Rep. Paul Ryan leaving the Capitol on Oct. 9, 2015. (Andrew Harrer/Bloomberg)

This is serious business that Congress will have just 10 working days to address. Meanwhile, Boehner is slated to leave Oct. 30. Even though he says he will stay until there is a successor, there is no timetable for when said person will be selected and elected by the House. Who that might be remains in flux as the “Paul Ryan is our savior” aura is now giving way to “Paul Ryan is not conservative enough” for the job.

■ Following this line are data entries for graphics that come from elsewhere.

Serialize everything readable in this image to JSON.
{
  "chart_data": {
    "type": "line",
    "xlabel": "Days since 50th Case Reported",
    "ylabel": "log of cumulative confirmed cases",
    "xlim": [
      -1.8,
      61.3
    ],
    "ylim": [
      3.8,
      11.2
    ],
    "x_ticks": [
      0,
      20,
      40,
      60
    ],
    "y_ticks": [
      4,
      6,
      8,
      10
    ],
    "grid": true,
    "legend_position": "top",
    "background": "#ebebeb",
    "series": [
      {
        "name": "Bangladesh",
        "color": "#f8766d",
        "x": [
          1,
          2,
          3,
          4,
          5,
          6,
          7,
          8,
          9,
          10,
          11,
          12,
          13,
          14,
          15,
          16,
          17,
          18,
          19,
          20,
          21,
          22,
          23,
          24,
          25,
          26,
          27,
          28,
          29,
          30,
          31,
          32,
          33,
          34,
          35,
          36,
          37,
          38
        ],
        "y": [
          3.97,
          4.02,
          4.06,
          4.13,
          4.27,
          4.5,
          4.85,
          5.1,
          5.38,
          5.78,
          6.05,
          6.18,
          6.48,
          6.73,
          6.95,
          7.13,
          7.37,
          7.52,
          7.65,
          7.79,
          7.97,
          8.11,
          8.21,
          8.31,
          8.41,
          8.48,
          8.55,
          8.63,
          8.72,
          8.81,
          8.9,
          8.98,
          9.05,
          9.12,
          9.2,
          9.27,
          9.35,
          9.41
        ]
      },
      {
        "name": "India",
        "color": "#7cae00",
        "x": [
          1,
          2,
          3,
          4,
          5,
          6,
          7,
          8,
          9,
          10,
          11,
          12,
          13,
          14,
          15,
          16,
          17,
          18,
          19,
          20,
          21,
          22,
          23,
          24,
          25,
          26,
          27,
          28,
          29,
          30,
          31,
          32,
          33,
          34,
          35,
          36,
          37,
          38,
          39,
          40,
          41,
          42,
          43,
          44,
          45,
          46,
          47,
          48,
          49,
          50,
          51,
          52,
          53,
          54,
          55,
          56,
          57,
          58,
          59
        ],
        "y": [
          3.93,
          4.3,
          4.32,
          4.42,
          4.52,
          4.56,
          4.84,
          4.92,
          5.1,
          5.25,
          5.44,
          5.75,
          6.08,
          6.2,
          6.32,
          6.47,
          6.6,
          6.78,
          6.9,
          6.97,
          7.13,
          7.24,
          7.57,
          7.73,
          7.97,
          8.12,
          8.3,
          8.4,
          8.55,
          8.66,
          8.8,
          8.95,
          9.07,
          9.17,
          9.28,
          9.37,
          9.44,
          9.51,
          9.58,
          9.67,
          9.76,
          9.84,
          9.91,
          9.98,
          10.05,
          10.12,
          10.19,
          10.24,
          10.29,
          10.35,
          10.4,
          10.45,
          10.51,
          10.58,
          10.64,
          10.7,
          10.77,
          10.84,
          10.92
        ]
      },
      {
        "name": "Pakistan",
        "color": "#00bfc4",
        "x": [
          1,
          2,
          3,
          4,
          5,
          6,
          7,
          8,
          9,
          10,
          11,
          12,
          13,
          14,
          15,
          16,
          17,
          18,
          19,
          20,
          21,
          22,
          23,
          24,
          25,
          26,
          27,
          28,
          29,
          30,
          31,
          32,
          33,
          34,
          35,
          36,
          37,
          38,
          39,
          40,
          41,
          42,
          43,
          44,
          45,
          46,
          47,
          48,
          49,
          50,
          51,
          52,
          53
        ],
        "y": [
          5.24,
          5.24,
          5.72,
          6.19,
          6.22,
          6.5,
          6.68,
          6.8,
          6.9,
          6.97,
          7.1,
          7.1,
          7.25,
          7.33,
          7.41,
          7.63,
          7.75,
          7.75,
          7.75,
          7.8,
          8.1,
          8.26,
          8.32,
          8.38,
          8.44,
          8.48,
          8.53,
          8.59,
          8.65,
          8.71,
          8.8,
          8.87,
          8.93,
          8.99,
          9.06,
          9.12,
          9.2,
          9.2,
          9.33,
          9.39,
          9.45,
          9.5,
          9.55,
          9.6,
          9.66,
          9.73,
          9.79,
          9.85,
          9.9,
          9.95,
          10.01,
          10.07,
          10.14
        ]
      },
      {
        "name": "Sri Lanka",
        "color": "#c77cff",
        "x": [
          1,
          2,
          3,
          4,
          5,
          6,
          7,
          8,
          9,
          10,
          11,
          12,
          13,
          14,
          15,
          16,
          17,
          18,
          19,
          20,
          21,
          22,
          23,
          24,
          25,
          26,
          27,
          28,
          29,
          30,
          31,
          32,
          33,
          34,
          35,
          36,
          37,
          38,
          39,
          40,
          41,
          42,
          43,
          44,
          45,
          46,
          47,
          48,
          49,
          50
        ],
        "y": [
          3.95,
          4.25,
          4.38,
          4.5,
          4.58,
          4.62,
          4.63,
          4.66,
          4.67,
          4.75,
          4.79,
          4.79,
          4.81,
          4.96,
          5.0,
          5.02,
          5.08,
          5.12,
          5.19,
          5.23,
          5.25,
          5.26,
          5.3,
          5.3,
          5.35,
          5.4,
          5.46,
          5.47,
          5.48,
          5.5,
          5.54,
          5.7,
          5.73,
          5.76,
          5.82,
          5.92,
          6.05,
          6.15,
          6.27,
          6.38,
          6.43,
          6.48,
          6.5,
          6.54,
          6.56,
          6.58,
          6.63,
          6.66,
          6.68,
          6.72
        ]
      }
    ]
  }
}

And that turning on Ryan as not conservative enough is emblematic of the insanity roiling the Republican conference. When they took over the leadership of the House after the 2010 elections, the know-nothing majority promptly brought the nation to the brink of default in 2011. After the 2014 midterms, the GOP increased its majority to the largest since the elections of 1928, cost Boehner the speaker’s gavel and denied it to House Majority Leader Kevin McCarthy. This is the same crew that was willing to shut down the government over funding for Planned Parenthood.

To think they would raise the debt ceiling without drama or rancor, without risking the creditworthiness of the United States, is foolish. To think Boehner won’t succeed in actually getting it done before he leaves the Capitol and that his successor won’t either is truly frightening.